The pathologist inserted the slide on the table of an expensive looking microscope, and the image was projected, greatly enlarged, onto a computer screen. At that point the pathologist assessed the Gleason grades, measured the extent of the cancer (with the computer automatically projecting lengths and percent of cancerous tissue based on his input), and checked for any of the very rare and dangerous prostate cancer types, such as "small cell" prostate cancer. Apparently its not hard to spot those rare types, and pathologists are extremely diligent in checking for them.

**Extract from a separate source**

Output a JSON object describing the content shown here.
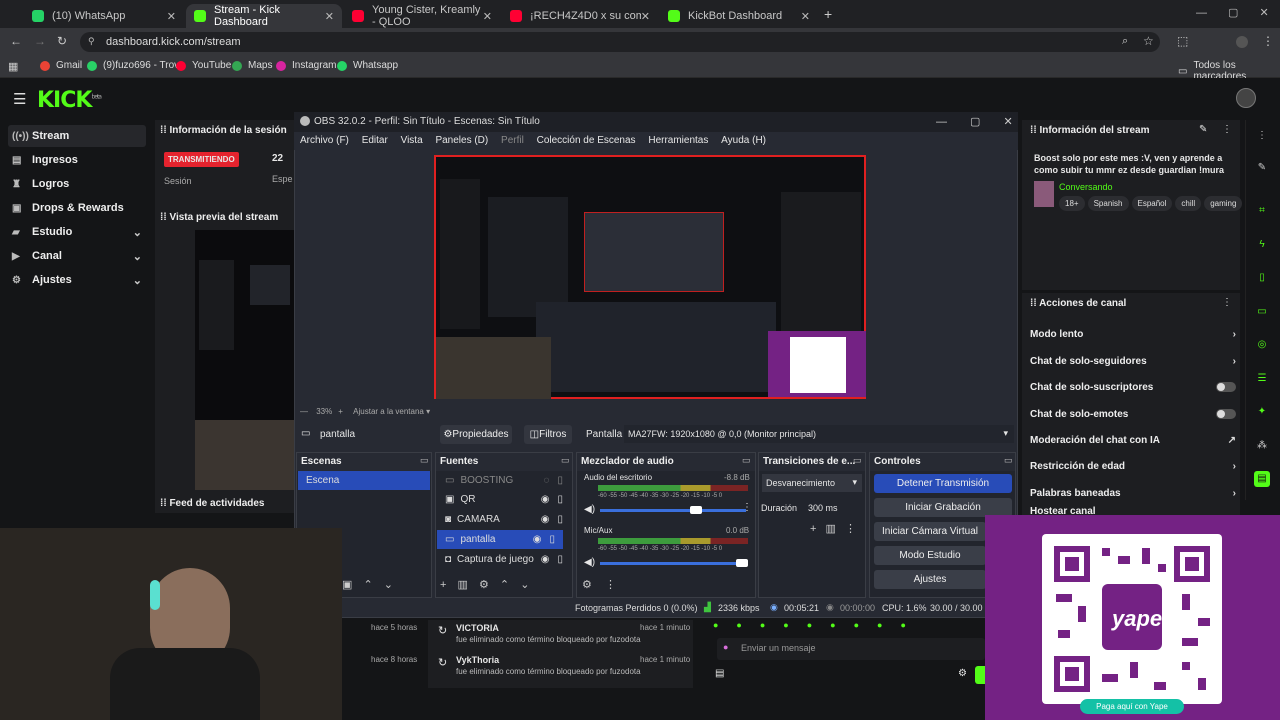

I learned I had a misconception about the Gleason scoring, my concept once accurage but now obsolete. The Gleason score used to be based on the Gleason grade that made up the largest portion of the cancer in the core as the first grade, with the second grade coming from the cancer that occupied the next greatest proportion. Any grade five cancer was highlighted as a third grade, I thought, at least in leading pathology labs like the one we toured.
Well, that was true for my biopsy back in late 1999, and it was true up until 2005. That's the concept described in "A Primer on Prostate Cancer--The Empowered Patient's Guide," that likely went to press in late 2004 or early 2005 for its publication in 2005.
However, sometime in 2005 the pathologists medical association issued a guideline that changed the scoring. The new scoring retains the most prominent grade as the first grade, but the second grade is the most aggressive grade remaining, even if it is just a small percentage of the remaining cancer. Therefore, if you had cancer in a core that was 60% grade 3, 35% grade 4, and just 5% grade 5, the new style Gleason score would be 3+5=8. The thinking is that it's important to indicate that higher grade, even if small, because such aggressive cancer will very likely grow to the point that it becomes a much greater percentage of the cancer.
One of us asked about the expense of doing pathology for a saturation biopsy where a great many cores are taken. The pathologist confirmed that there is no discount for quantity; saturation biopsies get to be quite expensive, especially where a great many cores have to be analyzed.
I was impressed with the amount of automation and computer assistance to handle many of the more routine aspects of processing the biopsy cores, but I was also impressed with the amount of hands on effort required at numerous points in the process.
I had not expected to learn so much. I could not help thinking how many hopes and fears were depending on the outcomes of their work. It was a moving experience.